Cluster of Fulminant Toxoplasmosis in T-Cell Depleted (TCD) and Cord Blood (CB) Stem Cell Transplant (SCT) Recipients: Impact of Aggressive Prophylaxis and Routine Monitoring By Toxoplasma PCR for High Risk Patients

Background: Fulminant disseminated toxoplasmosis (FTX) is a rare complication of allogeneic SCT with an incidence ranging from 1-8% based on endemicity. Plasma quantitative PCR (qPCR) affords rapid diagnosis. Before 2011, patients (pts) at MSK received pre-SCT TMP/SMZ (T/S) for Pneumocystis (PCP) prophylaxis (ppx). Pts with positive (+) toxo IgG (R+) or from + donors (D+) received Atovaquone (ATQ) ppx starting day (d) 30-50 post SCT. The incidence of toxoplasmosis was 0-1 cases/year. In 2011, T/S ppx pre-SCT was limited to pts at high risk for PCP. From January through June 2013 we observed a cluster of 4 cases of FTX. Since July 2013, we have, therefore, implemented “aggressive” ppx.  

Methods:  We compared the incidence of FTX in adult recipients of peripheral blood CD34+ selected (TCD) or CB allografts for hematologic malignancies from May 2012 through June 2013 (Period  A) and from July 2013 through August 2014 (Period B).  R+ includes positive or equivocal toxo IgG. PPX:  In Period A, R+ or D+ received ATQ ppx starting on d +30-50 post-SCT with no routine qPCR monitoring.  In Period B “aggressive” ppx consisted of T/S pre-SCT and ATQ starting on d +14.  qPCR was checked at least weekly from d+ 14 to 60 and as needed thereafter.  In Periods A and B, qPCR was ordered in symptomatic pts at clinician’s discretion. FTX cases are defined as positive qPCR with fulminant course and no alternative explanation.

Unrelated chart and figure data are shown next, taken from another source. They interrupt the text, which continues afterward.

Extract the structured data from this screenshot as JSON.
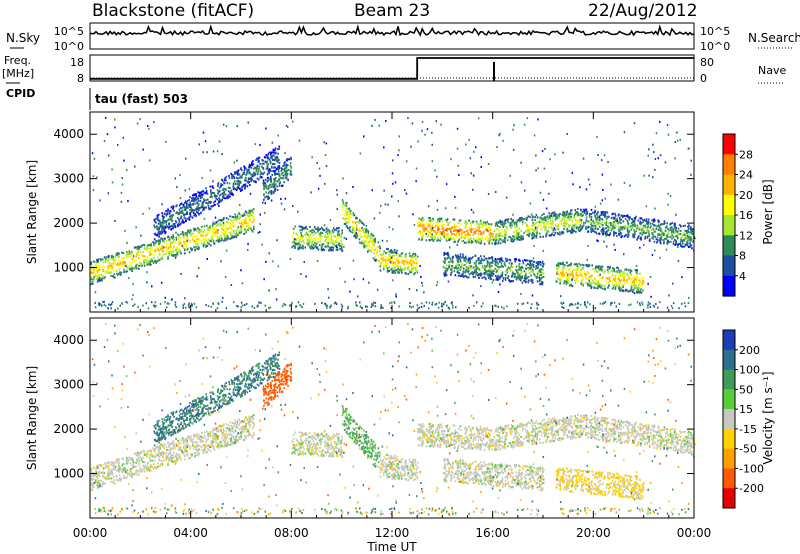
{
  "header": {
    "site": "Blackstone (fitACF)",
    "beam": "Beam 23",
    "date": "22/Aug/2012"
  },
  "noise_panel": {
    "left_label": "N.Sky",
    "left_ticks": [
      "10^5",
      "10^0"
    ],
    "right_label": "N.Search",
    "right_ticks": [
      "10^5",
      "10^0"
    ]
  },
  "freq_panel": {
    "left_label_top": "Freq.",
    "left_label_unit": "[MHz]",
    "left_ticks": [
      "18",
      "8"
    ],
    "cpid_label": "CPID",
    "right_label": "Nave",
    "right_ticks": [
      "80",
      "0"
    ],
    "mode_text": "tau (fast) 503"
  },
  "axes": {
    "ylabel": "Slant Range [km]",
    "yticks": [
      "1000",
      "2000",
      "3000",
      "4000"
    ],
    "xlabel": "Time UT",
    "xticks": [
      "00:00",
      "04:00",
      "08:00",
      "12:00",
      "16:00",
      "20:00",
      "00:00"
    ]
  },
  "power_scale": {
    "title": "Power [dB]",
    "ticks": [
      "28",
      "24",
      "20",
      "16",
      "12",
      "8",
      "4"
    ],
    "colors": [
      "#ff0000",
      "#ff7f00",
      "#ffb300",
      "#ffff00",
      "#a6e632",
      "#2e8b57",
      "#1f4f9f",
      "#0000ff"
    ]
  },
  "velocity_scale": {
    "title": "Velocity [m s⁻¹]",
    "ticks": [
      "200",
      "100",
      "50",
      "15",
      "-15",
      "-50",
      "-100",
      "-200"
    ],
    "colors": [
      "#1e3cb4",
      "#2e6e8e",
      "#3f9b5a",
      "#5acd3c",
      "#c8c8c0",
      "#ffd200",
      "#ffa000",
      "#ff5a00",
      "#e60000"
    ]
  },
  "chart_data": {
    "type": "heatmap",
    "x_range_hours": [
      0,
      24
    ],
    "y_range_km": [
      0,
      4500
    ],
    "freq_mhz": {
      "before": 10,
      "after": 18,
      "switch_hour": 13
    },
    "scatter_bands": [
      {
        "t_start": 0.0,
        "t_end": 6.5,
        "r_start": 900,
        "r_end": 2100,
        "power_db": 20,
        "velocity": 0
      },
      {
        "t_start": 2.5,
        "t_end": 7.5,
        "r_start": 1900,
        "r_end": 3500,
        "power_db": 8,
        "velocity": 80
      },
      {
        "t_start": 6.8,
        "t_end": 8.0,
        "r_start": 2700,
        "r_end": 3300,
        "power_db": 10,
        "velocity": -120
      },
      {
        "t_start": 8.0,
        "t_end": 10.0,
        "r_start": 1700,
        "r_end": 1650,
        "power_db": 16,
        "velocity": 0
      },
      {
        "t_start": 10.0,
        "t_end": 11.5,
        "r_start": 2300,
        "r_end": 1300,
        "power_db": 20,
        "velocity": 30
      },
      {
        "t_start": 11.5,
        "t_end": 13.0,
        "r_start": 1200,
        "r_end": 1100,
        "power_db": 20,
        "velocity": 0
      },
      {
        "t_start": 13.0,
        "t_end": 16.0,
        "r_start": 1900,
        "r_end": 1800,
        "power_db": 24,
        "velocity": 0
      },
      {
        "t_start": 16.0,
        "t_end": 19.5,
        "r_start": 1800,
        "r_end": 2100,
        "power_db": 16,
        "velocity": 0
      },
      {
        "t_start": 19.5,
        "t_end": 24.0,
        "r_start": 2100,
        "r_end": 1700,
        "power_db": 12,
        "velocity": 0
      },
      {
        "t_start": 14.0,
        "t_end": 18.0,
        "r_start": 1100,
        "r_end": 900,
        "power_db": 12,
        "velocity": 0
      },
      {
        "t_start": 18.5,
        "t_end": 22.0,
        "r_start": 900,
        "r_end": 700,
        "power_db": 20,
        "velocity": -20
      }
    ]
  }
}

Results:  During Period A, 154 (114TCD, 40 CB) pts had SCT including 19 (12.3%) R+. During Period B, 144 (118 TCD, 26 CB) pts had a SCT including 20 (13.9%) R+.  In Period A, 4/154 (2.6%) pts had FTX vs. 0/144 (0%) pts in Period B. In period A, 3/19 (15.8%) R+ and 1 R-/D- pt had FTX.   R+ cases came from Turkey, Ukraine and West Africa, received TCD (2) or CB  (1) transplants from D- (3) for acute leukemia (2) or multiple myeloma (1) and were diagnosed  <60 days post SCT.  The fourth case was R-/D-, presented 5 months after TCD SCT, after traveling to UK and Mexico. Three pts presented with high fevers and 1 with multi-system deterioration. All pts progressed to multi-organ failure and expired within 7 days of presentation. At death qPCR ranged 0.3-5.0x10⁶ copies/ml. No autopsies were done. An investigation for a shared nosocomial source was unrevealing. During Period B, 1/20 (5%) R+ had 2 positive qPCRs. This pt was asymptomatic and noncompliant with ATQ ppx. He was treated with T/S and subsequent PCRs were negative. The diagnostic yield of qPCR was 0.76% (2 positives out of 264 qPCR performed). 

Conclusions: 1) Toxoplasmosis infection should be immediately considered in sero-positive TCD and CB SCT pts presenting with fevers of unknown source; 2) We advocate early and aggressive ppx in seropositive patients; 3) Routine monitoring with qPCR should be strongly considered if noncompliance or suboptimal absorption with ppx is suspected.  4) Optimal preventive strategies for toxoplasmosis have to be determined for each Center based on the patient population.